Thousands of Public Google Cloud API Keys Exposed with Gemini Access After API Enablement

For over a decade, developers were told something simple: Google Cloud API keys aren’t secrets. They were often embedded in frontend code to power services like Maps, analytics, or Firebase, visible but largely harmless.
That assumption just broke.
Recent research by Truffle Security uncovered 2,863 publicly exposed Google Cloud API keys that can now authenticate to Gemini AI endpoints, creating a serious and previously invisible security risk.
How Google Cloud API keys gained new access to Gemini
Historically, these API keys acted as project identifiers for billing and basic service access. However, once developers enabled Google’s Generative Language (Gemini) API, existing keys in the same project silently gained access to AI endpoints without warning or reconfiguration.
This means keys that were:
- Publicly exposed in JavaScript
- Considered safe to share
- Widely deployed across websites and apps
…are now effectively AI access credentials. This scenario bypasses the original security assumption that exposure equals low risk, turning visibility into direct access.
In practice, any publicly scraped key can now be used to invoke AI services and consume resources without authentication controls.
Risks associated with exposed API keys
With a valid exposed key, attackers can access uploaded files and cached data through Gemini endpoints, execute AI queries using the victim’s account, and trigger significant billing abuse through automated requests. This risk is not theoretical. In one reported case, a compromised key resulted in more than $82,000 in charges within just 48 hours, demonstrating the financial significance of such vulnerability.
Researchers also point out that the risk goes beyond the cost, as AI-enabled endpoints expand the whole blast radius of a compromised key. Even if direct client data is not accessible, attackers can use model access, inference capabilities, and associated cloud resources.
Scale of exposed API keys across industries
The scale of exposure is significant, with researchers identifying thousands of API keys across industries, including financial institutions, security firms, and even Google’s own infrastructure. This represents a larger and ongoing issue, in which API credentials are routinely exposed in public code and may often be accessed for months or even years, making them perfect targets for automated scraping and large-scale attack.

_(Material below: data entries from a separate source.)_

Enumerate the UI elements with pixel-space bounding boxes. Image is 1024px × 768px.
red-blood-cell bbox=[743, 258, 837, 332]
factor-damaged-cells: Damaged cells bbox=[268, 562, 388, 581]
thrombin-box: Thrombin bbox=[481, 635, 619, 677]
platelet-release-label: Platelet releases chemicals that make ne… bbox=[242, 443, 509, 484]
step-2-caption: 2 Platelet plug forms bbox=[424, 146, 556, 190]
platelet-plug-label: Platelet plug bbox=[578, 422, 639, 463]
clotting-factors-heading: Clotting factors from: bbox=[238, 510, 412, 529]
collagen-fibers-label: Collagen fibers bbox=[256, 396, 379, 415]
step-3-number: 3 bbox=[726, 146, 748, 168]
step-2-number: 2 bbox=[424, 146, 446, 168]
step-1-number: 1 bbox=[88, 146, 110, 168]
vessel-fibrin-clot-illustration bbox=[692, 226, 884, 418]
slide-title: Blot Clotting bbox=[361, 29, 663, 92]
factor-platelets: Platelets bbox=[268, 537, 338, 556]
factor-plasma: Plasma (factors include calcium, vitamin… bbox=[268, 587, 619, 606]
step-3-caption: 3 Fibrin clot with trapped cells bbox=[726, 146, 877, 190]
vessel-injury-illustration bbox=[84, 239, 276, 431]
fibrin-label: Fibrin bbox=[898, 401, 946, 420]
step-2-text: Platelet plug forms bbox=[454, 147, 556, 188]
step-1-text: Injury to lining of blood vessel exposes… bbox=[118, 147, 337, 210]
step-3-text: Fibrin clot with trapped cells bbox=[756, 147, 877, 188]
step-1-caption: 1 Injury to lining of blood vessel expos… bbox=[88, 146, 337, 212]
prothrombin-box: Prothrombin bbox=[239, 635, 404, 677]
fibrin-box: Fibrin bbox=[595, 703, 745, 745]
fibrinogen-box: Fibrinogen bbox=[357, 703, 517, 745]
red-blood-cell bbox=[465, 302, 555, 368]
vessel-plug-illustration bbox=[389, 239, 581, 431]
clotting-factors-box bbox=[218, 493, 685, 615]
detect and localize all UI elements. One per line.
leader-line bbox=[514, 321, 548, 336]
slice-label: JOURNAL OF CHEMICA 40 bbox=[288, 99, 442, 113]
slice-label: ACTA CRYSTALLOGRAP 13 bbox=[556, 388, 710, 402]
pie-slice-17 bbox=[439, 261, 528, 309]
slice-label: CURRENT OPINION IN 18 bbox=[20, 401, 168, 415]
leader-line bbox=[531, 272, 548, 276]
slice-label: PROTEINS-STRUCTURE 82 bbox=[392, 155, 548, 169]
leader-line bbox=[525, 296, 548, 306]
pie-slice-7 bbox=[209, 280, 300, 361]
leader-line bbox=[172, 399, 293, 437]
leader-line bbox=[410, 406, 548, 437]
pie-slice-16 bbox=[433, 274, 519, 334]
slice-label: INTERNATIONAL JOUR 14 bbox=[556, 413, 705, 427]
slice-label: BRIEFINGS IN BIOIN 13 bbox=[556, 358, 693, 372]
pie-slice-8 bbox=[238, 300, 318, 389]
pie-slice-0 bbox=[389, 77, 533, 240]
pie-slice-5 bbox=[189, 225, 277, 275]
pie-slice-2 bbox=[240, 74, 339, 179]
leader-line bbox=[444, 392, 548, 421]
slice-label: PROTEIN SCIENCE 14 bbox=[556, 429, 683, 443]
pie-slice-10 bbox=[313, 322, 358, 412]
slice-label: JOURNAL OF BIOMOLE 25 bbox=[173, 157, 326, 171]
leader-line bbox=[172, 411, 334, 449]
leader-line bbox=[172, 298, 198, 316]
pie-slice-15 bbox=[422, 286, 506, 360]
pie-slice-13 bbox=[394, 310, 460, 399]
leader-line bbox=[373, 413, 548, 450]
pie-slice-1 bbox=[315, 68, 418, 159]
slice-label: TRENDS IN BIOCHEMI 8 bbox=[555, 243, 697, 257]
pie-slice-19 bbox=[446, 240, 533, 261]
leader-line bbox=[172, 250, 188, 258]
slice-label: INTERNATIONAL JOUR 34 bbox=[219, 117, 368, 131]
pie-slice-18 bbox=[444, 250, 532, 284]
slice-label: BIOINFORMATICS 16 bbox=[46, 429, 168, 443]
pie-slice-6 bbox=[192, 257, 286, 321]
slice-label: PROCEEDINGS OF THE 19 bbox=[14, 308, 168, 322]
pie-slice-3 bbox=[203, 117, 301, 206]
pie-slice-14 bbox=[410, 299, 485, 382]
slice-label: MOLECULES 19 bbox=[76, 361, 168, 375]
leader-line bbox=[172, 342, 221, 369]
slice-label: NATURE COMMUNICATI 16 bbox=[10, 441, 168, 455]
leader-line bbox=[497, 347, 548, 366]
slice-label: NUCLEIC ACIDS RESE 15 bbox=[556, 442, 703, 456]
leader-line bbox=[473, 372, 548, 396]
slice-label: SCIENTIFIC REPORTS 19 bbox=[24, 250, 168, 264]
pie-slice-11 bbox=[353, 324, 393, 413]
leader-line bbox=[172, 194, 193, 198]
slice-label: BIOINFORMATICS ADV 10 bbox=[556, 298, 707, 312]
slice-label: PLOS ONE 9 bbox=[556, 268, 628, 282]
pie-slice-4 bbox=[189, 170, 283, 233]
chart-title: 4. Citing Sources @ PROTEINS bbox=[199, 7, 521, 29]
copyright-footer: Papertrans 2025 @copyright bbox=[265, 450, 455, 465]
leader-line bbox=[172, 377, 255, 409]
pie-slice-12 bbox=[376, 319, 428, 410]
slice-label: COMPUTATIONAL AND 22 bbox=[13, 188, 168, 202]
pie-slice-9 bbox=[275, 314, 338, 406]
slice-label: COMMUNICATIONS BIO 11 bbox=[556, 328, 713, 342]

What makes this particularly concerning is not just the longevity and discoverability of these keys, many of which remain active long after deployment. At scale, this creates a continuously expanding attack surface where even a small percentage of exploitable keys can translate into widespread financial and operational risk.
Google’s response to the issue
Google has acknowledged the issue and moved quickly to contain the damage by detecting and blocking leaked keys while tightening controls to prevent misuse of Gemini endpoints. That’s the good news.
The not-so-comfortable part is that the responsibility does not end there. Developers are still responsible for what happens in their own environments. That means going back to carefully audit existing keys, locking down API access so it is not left open, and rotating any credentials that may have been exposed. In simple terms, Google can secure the door, but you still need to know who has the keys.
Security implications for AI and cloud environments
This incident highlights a broader shift. In AI-enabled cloud environments, permissions are no longer static. When platforms introduce new capabilities, especially AI, existing credentials can inherit new permissions without visibility. This increases risk across environments that rely on previously exposed keys.
The takeaway is clear: Treat every API key as a sensitive credential. Also, regularly audit and restrict access scopes. Because in modern cloud systems, the risk is no longer exposure; it’s the power that exposure inherits over time.